Quelques mois plus tard, un pote de bahut m’a appelé pour me dire que les Ramones cherchaient un nouveau bassiste et qu’ils auditionnaient ce jour-là. C'était en 1989. Je ne savais pas jouer leurs morceaux. J’ai vite appris I Wanna Be Sedated. Ensuite, j’ai mis ma basse dans mon camion et je suis allé à Manhattan où ils auditionnaient. Monte (Melnick, le tour manager des Ramones, ndlr) m’a accueilli. Il m’a présenté Johnny et Marky. On a fait I Wanna Be Sedated et je suis parti. Je pensais qu’il ne se passerait plus rien, j’étais juste content de les avoir rencontrés et d’avoir joué avec eux. Le lendemain, Monte m’a téléphoné. Ils voulaient poursuivre les auditions !

 

Elles ont continué pendant deux mois. J'ai décidé de régulariser ma situation avec les marines et j'ai appelé ma base. Un quart d’heure plus tard, la police est venue m’embarquer pour désertion. J’ai été transféré dans une prison militaire en Virginie. Le premier soir, j’ai reçu un coup de fil. C’était Johnny Ramone ! Je lui ai dit que j’étais désolé de lui avoir caché ma situation. Il m’a dit d’éviter les embrouilles et que, quand je sortirai du placard, j’aurai un job. J’étais un peu abasourdi. Une fois libéré, j’ai dû apprendre quarante chansons en cinq semaines et, le 30 septembre 1989, à Leicester, j’ai donné mon premier concert avec les Ramones ! 

 

Live des Ramones à Leicester le 30 septembre 1989

 

Quels souvenirs conserves-tu de ta première tournée avec eux ?

Plus le temps passe, plus je me dis que mes meilleurs souvenirs sont des moments simples : quand on traînait ensemble, qu'on discutait, qu'on se marrait, qu'on se disputait même... Les choses que je croyais être importantes, comme les concerts ou les fois où nous rencontrions des célébrités, sont en réalité devenues de la littérature.

 

Johnny avait chourré la petite amie de Joey et les Ramones étaient réputés pour l'ambiance délétère qui régnait souvent entre eux. Comment faisais-tu pour éviter les balles qui volaient ?

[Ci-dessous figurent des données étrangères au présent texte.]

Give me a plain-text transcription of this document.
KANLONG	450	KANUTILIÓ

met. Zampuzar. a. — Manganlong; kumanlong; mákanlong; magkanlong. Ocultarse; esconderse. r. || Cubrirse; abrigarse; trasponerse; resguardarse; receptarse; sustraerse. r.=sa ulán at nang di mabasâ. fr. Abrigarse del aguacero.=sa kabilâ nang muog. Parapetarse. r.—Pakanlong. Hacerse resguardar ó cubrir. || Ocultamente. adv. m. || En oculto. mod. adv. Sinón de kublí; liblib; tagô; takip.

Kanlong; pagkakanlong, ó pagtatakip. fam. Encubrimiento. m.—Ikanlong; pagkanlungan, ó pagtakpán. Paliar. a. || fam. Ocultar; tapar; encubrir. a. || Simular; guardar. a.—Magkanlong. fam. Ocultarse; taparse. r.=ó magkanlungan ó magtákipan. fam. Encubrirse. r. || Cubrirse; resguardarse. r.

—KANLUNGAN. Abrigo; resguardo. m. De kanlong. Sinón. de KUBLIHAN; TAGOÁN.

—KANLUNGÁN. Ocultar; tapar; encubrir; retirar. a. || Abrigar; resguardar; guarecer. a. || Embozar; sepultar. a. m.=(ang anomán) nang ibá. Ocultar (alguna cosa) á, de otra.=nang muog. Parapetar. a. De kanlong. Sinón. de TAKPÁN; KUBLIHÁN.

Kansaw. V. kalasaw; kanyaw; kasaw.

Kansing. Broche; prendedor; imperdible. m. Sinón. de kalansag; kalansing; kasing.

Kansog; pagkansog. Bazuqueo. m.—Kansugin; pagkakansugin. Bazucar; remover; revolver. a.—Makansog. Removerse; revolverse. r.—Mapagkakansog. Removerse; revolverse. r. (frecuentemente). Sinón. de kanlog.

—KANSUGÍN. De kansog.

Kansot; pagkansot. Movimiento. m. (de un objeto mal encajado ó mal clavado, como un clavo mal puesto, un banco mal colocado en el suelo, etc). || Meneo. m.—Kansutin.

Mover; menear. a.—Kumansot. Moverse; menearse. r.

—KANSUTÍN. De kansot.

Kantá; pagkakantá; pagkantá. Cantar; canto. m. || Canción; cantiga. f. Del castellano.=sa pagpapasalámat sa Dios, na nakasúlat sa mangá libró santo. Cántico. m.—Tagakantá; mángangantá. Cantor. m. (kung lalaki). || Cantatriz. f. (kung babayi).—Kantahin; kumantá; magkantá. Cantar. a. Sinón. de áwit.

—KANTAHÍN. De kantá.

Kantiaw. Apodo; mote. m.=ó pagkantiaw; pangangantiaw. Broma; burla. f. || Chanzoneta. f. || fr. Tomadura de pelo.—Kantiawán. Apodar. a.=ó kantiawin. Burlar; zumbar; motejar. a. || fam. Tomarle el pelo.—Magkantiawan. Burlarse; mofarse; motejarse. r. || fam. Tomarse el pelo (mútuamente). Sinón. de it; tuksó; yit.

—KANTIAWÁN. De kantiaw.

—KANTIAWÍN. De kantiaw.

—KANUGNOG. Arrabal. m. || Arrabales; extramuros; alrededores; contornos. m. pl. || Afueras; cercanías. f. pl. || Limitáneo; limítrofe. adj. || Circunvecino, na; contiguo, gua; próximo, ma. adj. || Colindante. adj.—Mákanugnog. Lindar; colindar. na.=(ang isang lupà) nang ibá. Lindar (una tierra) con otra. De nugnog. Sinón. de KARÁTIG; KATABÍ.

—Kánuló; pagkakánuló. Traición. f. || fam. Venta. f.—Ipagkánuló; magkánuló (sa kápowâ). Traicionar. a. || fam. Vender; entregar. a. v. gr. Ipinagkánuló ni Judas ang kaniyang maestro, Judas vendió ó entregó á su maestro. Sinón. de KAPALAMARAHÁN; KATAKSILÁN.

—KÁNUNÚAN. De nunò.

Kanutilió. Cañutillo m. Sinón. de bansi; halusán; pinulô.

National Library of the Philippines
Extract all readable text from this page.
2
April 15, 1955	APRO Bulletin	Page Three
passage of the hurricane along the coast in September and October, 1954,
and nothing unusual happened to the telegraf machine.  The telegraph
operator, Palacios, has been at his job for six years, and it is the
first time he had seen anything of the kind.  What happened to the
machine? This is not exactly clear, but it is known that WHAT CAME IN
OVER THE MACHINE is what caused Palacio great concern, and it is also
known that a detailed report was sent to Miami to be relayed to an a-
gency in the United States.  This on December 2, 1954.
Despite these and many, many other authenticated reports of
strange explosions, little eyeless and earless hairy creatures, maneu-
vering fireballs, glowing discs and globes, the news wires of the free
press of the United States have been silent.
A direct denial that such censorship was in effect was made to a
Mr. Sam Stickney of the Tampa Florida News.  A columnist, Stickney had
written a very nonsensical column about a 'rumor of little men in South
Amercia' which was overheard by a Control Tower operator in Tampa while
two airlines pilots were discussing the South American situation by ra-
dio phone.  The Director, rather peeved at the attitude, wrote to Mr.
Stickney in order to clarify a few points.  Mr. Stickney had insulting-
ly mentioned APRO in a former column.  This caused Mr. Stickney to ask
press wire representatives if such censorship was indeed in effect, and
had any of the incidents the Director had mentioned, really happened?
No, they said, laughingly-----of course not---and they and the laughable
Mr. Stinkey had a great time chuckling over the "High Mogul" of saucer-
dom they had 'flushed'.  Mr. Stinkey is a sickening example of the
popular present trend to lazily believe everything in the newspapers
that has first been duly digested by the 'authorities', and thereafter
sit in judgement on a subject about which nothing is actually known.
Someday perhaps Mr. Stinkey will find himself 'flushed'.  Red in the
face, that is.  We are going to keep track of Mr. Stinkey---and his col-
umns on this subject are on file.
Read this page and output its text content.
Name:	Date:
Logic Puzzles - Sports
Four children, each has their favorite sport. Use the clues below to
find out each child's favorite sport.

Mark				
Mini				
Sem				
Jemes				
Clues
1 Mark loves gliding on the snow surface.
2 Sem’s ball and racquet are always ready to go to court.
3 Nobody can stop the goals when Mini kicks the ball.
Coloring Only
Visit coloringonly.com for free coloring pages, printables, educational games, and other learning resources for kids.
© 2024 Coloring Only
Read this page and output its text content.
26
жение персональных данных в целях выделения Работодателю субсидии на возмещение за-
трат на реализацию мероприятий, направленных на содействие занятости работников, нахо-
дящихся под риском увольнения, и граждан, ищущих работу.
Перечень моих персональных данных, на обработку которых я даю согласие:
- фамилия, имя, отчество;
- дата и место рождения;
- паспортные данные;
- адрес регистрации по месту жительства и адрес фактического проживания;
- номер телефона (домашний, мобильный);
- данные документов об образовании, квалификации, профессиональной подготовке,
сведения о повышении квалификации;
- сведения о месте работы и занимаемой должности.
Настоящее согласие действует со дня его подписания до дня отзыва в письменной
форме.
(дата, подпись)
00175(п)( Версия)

C’était comme vivre avec des parents qui ne s’entendent pas mais qui restent ensemble pour le bien des enfants. J’étais avant tout ami avec Joey. On allait voir des concerts ensemble, on écoutait des disques, on jouait de la guitare, on parlait de musique… Johnny quant à lui était plus une sorte de mentor, un prof. Ça ne veut pas dire que je l’aimais moins, c’était une relation différente. Quand le film End Of The Century (un docu exceptionnel sur le groupe, NdA) est sorti, il m’a appelé pour qu’on le regarde ensemble chez lui. À la fin, il m’a demandé comment j’avais pu dire dedans que nous n’étions pas amis après tout ce que nous avions fait ensemble. Je lui ai répondu que si je ne n’avais pas mis de la distance entre lui et moi, si j’avais oublié toutes les années où j’étais fan, je lui aurais mis un pain dans la gueule à cause de certaines des choses qu’il m’avait dites. On ne peut pas être ami avec son patron. Je crois qu’il m’a compris.

 

Tu avais la tâche impensable de remplacer Dee Dee, le principal compositeur du groupe, le bassiste punk originel. Après la séparation des Ramones, tu as joué avec lui quelque fois dans son groupe The Ramainz. Comment se comportait-il, lui, avec toi ? 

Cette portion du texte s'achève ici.